State must fully fund PILOT payments
Spend time talking to any mayor in Connecticut and chances are it won’t be long before complaints about PILOT come up. PILOT stands for Payment in Lieu of Taxes, and it’s a system that has cities eternally playing catch-up as they look to fund themselves. Connecticut’s cities don’t function as the center of civic life as they might have in an earlier generation, but they still provide many services not available in outlying communities. That can mean hospitals, federal buildings, universities or nonprofit providers, all of which fall in the same category, and none of which are taxed the way businesses are, even as they often occupy valuable city-center properties.
How much could cities be taking in if a hospital was instead a shopping center that could be taxed accordingly? It varies, but all those untaxed plots of land, which also include parks, add up quickly. Especially in struggling communities that have seen the loss of manufacturing and other downtown staples over the decades, the missing revenue stings.
The state’s remedy is PILOT, which is supposed to be a chunk of money sent from Hartford to make up what would otherwise be brought in via property taxes. But as any mayor will tell you, PILOT is notoriously underfunded, with state aid to cities coming in at around 25 percent of actual lost revenue. That makes the municipal budget hole even bigger, and puts more of a burden on residents and businesses.
Legislators, including in the suburbs, have long talked a good game about wanting to aid Connecticut cities, taking a “we’re all in this together” approach on the campaign trail. But their actions haven’t always matched those words, and PILOT funding is a good example. Since everyone, no matter where they live, uses facilities such as hospitals and courthouses, the burden of paying for them shouldn’t fall only on cities.
The Legislature has now taken action to remedy this problem, at least in part.
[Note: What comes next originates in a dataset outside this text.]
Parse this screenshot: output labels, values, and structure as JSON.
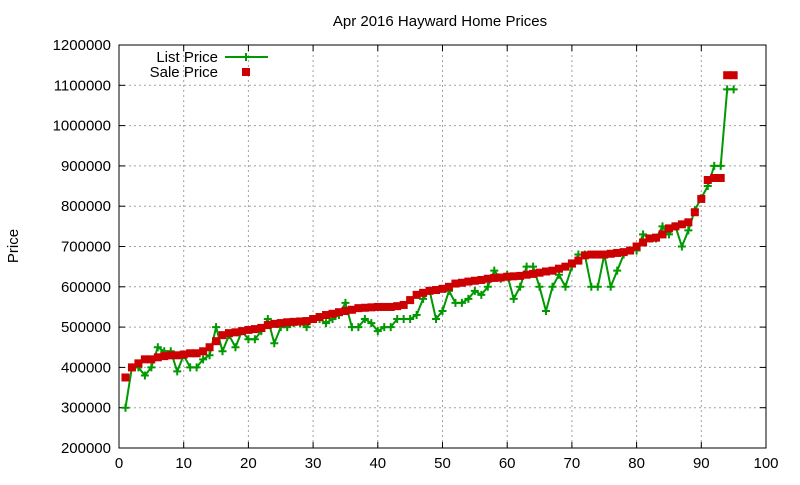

Lawmakers have approved an overhaul of the way Hartford distributes aid to communities that are home to tax-exempt colleges and hospitals, at a proposed cost of some $137 million a year. The plan calls for a tiered system that would provide more money to poorer communities while keeping better-off towns’ PILOT payments as they are.
It makes sense, even if it may not go far enough. For a city such as New Haven, where Mayor Justin Elicker has gone so far as to release two budgets to indicate the dire state of his city’s finances, it would be a meaningful lifeline.
Now the Legislature has to ensure those payments are fully funded in its new two-year budget. That’s never a given, as anyone who has followed the longrunning controversy over school-aid grants would know. But with support from legislative leadership, relief for cities in the form of higher PILOT payments looks like it has a good chance of proceeding.
This is not a bailout or a giveaway. This is a step to make an unfair system somewhat more just. For cities that are eternally on the brink, and suburbs looking for a way to do their part, it could make all the difference.
Since everyone, no matter where they live, uses facilities like hospitals and courthouses, the burden of paying for them shouldn’t fall only on cities.